I come from a political family. Well, sort of.

It’s probably more accurate to say I come from a family of public servants. On my mother’s side, my grandfather spent his career in the State Department, and my grandmother served as a secretary to Speaker of the House Jim Wright. Once on my birthday they sent me an American flag that had been flown over the U.S. Capitol. I was so excited to hold it.

I also come from a family with a strong Lutheran heritage. On my father’s side, my grandfather and my grandmother are from a long line of Pennsylvanian Lutherans. My father’s cousin and his family still live on the family farm outside of Harrisburg.

These two family trees have given me deep roots in both faith and politics. Blending these two feels quite natural for me. But this particular election cycle has been complicated, to say the least.

It’s one thing to ask how one’s faith ought to shape one’s political views and our vision of our common life together in this country. It’s quite another to ask what one’s faith has to say to a bitterly divided nation. “We the people” as it turns out is not an abstraction. “We the people” are those in our congregations and in our families.

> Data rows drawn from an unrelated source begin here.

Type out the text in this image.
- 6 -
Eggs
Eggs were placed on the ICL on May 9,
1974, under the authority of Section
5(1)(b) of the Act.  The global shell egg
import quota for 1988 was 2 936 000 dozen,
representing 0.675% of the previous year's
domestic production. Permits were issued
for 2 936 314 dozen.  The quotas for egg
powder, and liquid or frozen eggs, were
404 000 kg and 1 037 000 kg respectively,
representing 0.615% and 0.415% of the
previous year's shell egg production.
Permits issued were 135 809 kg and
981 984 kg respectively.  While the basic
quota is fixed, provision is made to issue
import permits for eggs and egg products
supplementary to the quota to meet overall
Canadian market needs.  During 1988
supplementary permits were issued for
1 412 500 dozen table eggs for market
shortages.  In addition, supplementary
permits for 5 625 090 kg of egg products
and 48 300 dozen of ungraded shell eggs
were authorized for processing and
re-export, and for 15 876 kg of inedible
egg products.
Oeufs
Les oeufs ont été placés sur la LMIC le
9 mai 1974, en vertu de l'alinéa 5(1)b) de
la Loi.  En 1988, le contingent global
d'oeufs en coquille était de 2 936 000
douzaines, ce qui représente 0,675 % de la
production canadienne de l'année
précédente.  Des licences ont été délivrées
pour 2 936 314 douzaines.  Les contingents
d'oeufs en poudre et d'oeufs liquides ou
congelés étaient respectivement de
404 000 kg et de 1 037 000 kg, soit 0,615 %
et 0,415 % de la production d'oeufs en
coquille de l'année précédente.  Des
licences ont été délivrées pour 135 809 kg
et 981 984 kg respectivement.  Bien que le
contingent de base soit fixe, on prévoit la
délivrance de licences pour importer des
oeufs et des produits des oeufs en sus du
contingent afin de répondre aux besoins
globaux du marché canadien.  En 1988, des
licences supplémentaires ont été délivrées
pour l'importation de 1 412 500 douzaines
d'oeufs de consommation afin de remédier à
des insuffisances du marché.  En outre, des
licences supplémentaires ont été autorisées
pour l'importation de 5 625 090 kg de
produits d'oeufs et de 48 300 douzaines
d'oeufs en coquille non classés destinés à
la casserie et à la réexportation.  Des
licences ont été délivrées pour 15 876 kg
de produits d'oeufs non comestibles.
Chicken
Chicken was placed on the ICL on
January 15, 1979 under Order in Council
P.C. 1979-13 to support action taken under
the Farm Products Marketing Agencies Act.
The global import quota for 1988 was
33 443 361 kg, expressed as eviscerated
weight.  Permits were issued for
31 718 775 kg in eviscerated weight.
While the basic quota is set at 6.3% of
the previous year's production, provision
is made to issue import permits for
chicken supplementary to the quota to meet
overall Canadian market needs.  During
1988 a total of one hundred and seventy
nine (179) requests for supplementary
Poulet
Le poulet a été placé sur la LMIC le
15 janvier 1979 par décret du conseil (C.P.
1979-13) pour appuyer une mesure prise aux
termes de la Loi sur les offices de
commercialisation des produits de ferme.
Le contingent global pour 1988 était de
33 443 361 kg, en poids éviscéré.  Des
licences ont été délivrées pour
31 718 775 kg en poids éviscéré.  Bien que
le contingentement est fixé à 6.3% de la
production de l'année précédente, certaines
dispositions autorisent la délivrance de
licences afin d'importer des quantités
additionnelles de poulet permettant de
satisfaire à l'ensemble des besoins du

In his theology of vocation, Luther gives us a helpful way of holding our various callings together, particularly when those commitments collide. Drawing on a metaphor common in his time, Luther wrote about the family as a “little society.” The conflicts, divisions and opportunities for love and service to one’s neighbor that exist in society also show up in our families. Lutheran theologian William Lazareth described family as “a society in embryo: a combination church, state, court, hospital, schoolroom and playground all in one.”

In fact, the family and the public lives we live together as Americans are not just metaphorically related, they’re tethered. It is in the home with our families that we first learn of love, service and perhaps most importantly, forgiveness. Or at least, that is the hope.

If your family is anything like mine, perhaps you too have very real differences within it this election season. Perhaps there’s an uncle who is going to vote for that other candidate or perhaps you have a parent whose political views you’ve spent decades moving away from.

On more than one occasion this election cycle I have found myself at a loss. How did we get here? How is it that we differ on these issues, many of which I am strongly convinced are central to who I am and how the world ought to be?

When our vocations collide, when our responsibilities to our families and to our common good seem to demand a choice, what does our Christian faith require? I wish I had an easy answer to this, but again this election season I am at a loss.

We may need far more than a brief order of confession come Nov. 9, the day after elections. We may need entire liturgies of confession and healing to find ourselves in a place beyond the fear and anxiety of this election cycle.

If nothing else, perhaps we will name this encounter for what it is—a very human experience. But if we momentarily lose our appetite for electoral politics (understandable, of course), perhaps we can return to our families, both the families we have been born into and those we have chosen, to practice gentleness, listening and forgiveness.

Maybe, just maybe, if we can relearn it there, then we may find a hidden capacity within us, one that has been drowned out by all the ads, news headlines and those TV spectacles we used to call “debates.” Susan Briehl often describes our vocations in life as an invitation to die and be raised up again in Christ. My prayer between now and after Nov. 9 is that we may embrace this invitation to die and be raised up, that we may admit our limits and confess our faith not in our politics or even our families, as much as we love both, but in a God who invites us into new lives grounded in the promise of the resurrection.

May we hear that promise anew this November in our homes and in our nation. And may our hearts turned inward be converted, change direction and find freedom in serving the neighbors in our living rooms and in the public square.

Timothy K. Snyder
Timothy K. Snyder is an instructor of practical theology at Wartburg Theological Seminary, Dubuque, Iowa.